是的,可以說路易斯非常熟悉卡爾·榮格所說的影子。尼采更直截了當,簡單地把它描繪成一個7英尺高的可憎之物,它生活在我們每個人的內心。兩位思想家都相信,在每個人的內心都生活着大量的黑暗、邪惡、可悲、最殘忍和自私自利的思想和本能。

更重要的是,這兩位心理學家得出的結論是,只有與那些邪惡的想法成爲朋友,人類才能取得非凡的成就。
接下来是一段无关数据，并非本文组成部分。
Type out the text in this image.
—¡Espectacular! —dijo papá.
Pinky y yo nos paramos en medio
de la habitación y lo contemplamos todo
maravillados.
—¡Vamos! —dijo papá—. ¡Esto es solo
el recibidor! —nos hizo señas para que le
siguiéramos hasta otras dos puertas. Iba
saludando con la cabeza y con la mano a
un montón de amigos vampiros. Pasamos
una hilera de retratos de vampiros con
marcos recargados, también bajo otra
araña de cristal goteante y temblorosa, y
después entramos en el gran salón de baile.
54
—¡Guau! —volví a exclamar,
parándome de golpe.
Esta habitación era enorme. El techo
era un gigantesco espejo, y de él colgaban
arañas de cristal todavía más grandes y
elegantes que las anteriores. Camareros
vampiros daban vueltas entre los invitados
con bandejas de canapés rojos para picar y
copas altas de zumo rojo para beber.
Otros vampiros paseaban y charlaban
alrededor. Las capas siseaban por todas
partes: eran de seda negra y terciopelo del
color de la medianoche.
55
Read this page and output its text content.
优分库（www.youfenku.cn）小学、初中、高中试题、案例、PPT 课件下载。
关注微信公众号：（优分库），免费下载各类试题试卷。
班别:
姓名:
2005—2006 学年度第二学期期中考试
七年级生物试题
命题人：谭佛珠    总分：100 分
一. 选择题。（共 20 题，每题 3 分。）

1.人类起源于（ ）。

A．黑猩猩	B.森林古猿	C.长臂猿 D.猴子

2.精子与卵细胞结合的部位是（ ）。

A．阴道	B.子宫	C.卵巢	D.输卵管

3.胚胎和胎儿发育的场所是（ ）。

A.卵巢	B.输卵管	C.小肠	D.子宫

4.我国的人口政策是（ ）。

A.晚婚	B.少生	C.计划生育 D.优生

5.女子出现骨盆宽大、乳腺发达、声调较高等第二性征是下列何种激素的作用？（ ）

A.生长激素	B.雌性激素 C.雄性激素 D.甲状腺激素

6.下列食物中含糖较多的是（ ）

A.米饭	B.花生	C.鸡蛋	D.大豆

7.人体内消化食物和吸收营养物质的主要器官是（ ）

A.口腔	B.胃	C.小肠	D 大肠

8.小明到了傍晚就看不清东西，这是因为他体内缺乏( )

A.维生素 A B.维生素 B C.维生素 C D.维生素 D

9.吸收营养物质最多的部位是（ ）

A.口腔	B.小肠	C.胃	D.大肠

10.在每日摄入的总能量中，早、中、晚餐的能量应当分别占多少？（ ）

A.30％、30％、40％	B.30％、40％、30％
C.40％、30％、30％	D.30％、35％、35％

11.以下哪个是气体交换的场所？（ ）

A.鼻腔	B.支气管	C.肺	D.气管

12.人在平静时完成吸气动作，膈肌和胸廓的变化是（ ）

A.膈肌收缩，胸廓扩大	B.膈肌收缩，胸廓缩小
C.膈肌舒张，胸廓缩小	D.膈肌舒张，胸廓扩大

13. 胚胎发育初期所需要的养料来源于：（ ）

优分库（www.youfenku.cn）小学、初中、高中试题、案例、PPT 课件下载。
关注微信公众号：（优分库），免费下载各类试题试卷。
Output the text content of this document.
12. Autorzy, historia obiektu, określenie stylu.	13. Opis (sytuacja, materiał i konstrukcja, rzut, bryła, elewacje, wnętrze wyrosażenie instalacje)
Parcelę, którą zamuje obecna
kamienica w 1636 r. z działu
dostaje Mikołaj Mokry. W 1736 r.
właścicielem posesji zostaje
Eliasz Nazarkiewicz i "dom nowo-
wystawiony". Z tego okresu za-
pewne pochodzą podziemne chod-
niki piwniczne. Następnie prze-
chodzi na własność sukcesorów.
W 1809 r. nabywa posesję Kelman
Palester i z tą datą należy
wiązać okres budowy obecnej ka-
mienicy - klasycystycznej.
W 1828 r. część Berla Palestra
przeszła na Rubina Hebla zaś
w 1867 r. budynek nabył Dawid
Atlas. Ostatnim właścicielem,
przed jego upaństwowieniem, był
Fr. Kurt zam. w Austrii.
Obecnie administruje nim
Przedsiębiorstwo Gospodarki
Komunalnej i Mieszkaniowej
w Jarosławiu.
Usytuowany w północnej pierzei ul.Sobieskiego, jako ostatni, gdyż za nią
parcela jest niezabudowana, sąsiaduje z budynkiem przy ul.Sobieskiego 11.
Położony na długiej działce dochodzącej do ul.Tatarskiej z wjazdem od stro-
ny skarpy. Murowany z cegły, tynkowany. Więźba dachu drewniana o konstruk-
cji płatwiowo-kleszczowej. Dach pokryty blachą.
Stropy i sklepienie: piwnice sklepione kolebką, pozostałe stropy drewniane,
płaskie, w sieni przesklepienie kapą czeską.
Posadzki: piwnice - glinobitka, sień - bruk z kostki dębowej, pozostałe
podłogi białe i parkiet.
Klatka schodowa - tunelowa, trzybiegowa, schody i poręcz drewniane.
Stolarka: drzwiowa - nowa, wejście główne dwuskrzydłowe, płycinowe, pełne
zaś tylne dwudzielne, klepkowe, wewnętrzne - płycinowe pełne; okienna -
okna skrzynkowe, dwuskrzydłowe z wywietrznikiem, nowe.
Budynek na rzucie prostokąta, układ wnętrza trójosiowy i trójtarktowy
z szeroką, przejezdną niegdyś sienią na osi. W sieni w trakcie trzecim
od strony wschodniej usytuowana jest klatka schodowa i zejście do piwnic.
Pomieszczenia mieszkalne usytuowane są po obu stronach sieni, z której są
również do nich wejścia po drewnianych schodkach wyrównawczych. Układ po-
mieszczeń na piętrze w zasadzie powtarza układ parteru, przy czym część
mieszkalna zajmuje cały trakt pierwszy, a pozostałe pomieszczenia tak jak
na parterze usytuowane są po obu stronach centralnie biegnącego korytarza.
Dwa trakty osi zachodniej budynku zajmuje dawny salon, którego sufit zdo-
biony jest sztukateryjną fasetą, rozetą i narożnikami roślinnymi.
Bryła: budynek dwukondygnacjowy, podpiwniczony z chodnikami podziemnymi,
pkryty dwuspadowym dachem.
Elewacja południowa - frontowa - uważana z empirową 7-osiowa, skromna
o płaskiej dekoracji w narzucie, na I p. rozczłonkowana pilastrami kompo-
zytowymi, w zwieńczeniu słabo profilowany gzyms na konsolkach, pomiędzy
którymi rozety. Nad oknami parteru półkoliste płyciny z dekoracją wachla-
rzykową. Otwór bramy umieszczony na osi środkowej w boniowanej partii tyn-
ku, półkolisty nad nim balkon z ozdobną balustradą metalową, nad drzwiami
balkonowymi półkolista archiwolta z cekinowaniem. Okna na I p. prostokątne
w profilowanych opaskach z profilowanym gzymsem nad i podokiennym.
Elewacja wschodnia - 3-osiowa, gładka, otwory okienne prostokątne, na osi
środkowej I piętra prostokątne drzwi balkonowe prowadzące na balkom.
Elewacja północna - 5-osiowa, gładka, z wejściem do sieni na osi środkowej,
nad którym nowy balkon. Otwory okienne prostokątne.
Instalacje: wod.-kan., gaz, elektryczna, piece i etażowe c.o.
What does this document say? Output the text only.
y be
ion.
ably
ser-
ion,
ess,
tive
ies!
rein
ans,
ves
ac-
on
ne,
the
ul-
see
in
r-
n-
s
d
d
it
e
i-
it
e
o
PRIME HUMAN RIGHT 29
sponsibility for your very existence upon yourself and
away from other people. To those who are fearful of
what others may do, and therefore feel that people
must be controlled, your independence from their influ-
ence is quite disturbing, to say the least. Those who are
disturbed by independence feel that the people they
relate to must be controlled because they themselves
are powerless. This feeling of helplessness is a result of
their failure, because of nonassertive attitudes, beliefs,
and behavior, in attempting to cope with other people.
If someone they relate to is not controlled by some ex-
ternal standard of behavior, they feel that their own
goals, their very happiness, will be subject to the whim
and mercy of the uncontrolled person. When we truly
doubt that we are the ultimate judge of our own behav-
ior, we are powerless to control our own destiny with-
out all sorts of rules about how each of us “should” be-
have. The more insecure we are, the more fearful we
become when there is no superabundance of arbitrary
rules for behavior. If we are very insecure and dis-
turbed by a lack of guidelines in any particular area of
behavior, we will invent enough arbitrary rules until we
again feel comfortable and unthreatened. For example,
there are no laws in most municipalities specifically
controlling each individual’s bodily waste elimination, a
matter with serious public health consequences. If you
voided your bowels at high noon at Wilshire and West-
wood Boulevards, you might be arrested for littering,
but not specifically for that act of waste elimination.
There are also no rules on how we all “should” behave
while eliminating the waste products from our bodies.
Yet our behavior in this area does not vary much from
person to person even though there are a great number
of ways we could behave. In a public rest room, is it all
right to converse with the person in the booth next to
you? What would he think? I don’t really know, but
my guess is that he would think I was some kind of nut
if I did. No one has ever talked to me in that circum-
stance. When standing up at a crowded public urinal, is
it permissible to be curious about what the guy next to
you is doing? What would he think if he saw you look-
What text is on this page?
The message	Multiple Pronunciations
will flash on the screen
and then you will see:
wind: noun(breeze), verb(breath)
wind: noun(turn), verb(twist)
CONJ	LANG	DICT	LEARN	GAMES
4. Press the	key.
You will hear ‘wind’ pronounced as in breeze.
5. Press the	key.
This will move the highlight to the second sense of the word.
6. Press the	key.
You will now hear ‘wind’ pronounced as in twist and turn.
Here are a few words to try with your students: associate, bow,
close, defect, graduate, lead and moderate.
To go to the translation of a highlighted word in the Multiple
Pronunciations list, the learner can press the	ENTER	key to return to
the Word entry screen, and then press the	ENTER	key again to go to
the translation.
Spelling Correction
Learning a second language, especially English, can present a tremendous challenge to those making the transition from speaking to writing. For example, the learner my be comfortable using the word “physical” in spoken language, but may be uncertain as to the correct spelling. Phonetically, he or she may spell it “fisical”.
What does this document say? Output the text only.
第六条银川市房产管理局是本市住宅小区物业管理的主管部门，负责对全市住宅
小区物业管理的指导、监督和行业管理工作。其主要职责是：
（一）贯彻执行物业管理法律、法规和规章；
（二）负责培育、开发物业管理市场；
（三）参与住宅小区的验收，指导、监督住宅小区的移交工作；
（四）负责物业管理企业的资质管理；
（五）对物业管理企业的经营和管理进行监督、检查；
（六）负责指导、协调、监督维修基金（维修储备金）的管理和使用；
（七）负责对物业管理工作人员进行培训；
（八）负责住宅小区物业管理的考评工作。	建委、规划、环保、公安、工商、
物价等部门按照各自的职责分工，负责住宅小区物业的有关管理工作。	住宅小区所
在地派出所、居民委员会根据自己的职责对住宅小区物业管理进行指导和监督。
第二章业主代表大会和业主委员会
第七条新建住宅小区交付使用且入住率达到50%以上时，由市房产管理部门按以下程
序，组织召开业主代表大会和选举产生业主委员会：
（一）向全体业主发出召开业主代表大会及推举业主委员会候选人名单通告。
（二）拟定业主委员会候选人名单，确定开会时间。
尼采稱之爲“和諧整體”,並把它想象成一條河流,你可以利用它旅行、發電或捕魚;或者選擇忽略它,讓它變幹;亦或者被淹死。榮格甚至把他的生命都獻給了追求圓滿——個性化過程的最終結果便是與那些邪惡卑鄙的思想成爲朋友,並在你的骨子裏慢慢接受它們。

我真的希望榮格可以活着見到馮·安。因爲他的兩項發明——CAPTCHAs和Duolingo——都是如此先進和前衛,以至於我感覺自己像個輪胎技師(並不是說我不喜歡輪胎技師)。他們都使用了相當數量的可以被稱爲“耶穌”的“魔鬼”。